某次讀到Tony Williams分析徐克的Once Upon A Time in China系列,說它講述的就是一個香港人身份尋找的事宜。他將這個系列的第六集Once Upon A Time in China and America與成龍的Who Am I一併進行了分析。兩位主人公都是在意外受傷後失憶,對於失憶後的生活不能完全接受,總是力求尋回以前的記憶,終於歷經辛苦他們成功地找回了記憶。

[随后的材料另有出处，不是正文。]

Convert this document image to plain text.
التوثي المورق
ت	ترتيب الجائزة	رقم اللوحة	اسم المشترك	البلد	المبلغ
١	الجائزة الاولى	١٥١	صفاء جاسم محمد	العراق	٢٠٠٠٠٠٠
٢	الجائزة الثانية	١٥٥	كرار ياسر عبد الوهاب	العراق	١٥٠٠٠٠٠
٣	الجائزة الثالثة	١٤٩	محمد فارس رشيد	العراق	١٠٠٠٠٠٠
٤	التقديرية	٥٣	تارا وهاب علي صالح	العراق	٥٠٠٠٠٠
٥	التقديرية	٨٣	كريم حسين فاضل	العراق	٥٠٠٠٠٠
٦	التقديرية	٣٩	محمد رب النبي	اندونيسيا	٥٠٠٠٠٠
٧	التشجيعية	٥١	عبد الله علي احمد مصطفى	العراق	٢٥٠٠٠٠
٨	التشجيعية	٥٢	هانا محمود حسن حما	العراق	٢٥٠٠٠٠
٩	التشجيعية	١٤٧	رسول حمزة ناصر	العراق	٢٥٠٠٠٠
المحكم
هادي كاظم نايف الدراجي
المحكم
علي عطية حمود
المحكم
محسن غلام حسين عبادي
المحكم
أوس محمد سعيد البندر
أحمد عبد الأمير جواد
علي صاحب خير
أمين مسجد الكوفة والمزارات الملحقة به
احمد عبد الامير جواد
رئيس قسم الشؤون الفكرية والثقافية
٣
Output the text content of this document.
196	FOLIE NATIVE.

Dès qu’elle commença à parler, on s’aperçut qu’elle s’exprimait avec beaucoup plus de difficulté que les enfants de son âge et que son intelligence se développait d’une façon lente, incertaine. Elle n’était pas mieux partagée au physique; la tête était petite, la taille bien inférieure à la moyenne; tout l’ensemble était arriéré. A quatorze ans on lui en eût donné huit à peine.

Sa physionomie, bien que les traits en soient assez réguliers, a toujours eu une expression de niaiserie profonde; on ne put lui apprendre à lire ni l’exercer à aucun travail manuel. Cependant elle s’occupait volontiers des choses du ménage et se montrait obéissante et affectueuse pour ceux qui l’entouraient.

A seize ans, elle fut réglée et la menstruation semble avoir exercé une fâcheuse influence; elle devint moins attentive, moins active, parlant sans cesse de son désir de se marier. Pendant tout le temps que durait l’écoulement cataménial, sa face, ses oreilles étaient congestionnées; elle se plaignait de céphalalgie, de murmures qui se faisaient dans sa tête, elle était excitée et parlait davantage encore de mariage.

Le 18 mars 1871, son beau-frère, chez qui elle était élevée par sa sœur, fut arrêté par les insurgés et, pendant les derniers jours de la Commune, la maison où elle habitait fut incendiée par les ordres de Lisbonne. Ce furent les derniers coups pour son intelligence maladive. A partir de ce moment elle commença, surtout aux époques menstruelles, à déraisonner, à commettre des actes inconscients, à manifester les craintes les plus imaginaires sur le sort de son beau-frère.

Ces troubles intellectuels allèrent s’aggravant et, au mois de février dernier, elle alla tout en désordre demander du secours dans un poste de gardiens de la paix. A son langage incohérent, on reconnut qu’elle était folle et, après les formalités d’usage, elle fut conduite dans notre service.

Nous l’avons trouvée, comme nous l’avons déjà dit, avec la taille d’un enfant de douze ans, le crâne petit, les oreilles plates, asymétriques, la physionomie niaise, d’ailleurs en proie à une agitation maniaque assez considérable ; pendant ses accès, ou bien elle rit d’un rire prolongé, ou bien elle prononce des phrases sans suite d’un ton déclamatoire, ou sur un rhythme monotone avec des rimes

讀到此處,我不覺假設自己是逃往香港的一個內陸人。我有一個屬於PRC的記憶,一個被光輝的民族奮鬥史籠罩的中華民族的記憶,但當我離開後來到了香港,社會制度背景轉變了,我的身份也自然轉換了,而這兩種制度在意識形態上是互補不相容的,並且我也隨帶被打上了被殖民者的烙印。對於過去是保留還是遺忘,keep nostalgic or amnesic?慢慢地,根似過去已盡遙遠,而現世的繁榮讓人低頭向前。香港和港人總在尋找屬於香港人的一個集體記憶,用什麼定義香港定義香港人?回歸之前,他們無法說自己是英國人,因為作為殖民地的居民他們不能完全擁有與英國公民同等的權利;他們也無法說自己是中國人,因為當時中國對於這座城是無能為力的。這個haunting了港人幾十年前的問題,隨著1997的臨近再一次被強調。一面是1989的那個並不遙遠的記憶還透著血腥味,一面是長期享受到資本主義殖民地這個尷尬身份所帶來的相對富裕的生活,也許香港人對於到底生活在誰的統治下已失去了強烈的意識,也許他們看重的不是who而是what。但當handover到來時,他們被強化了who的概念,被提醒混亂的過去,且被承諾一個無法預知的未來。又一次,他們面臨著一個身份與意識形態的轉變。於是,所有的人又開始了選擇,nostalgia or amnesia。不少的人選擇了migration。難怪有一次一個加拿大的朋友說,在TORONTO的華人幾乎都是香港人。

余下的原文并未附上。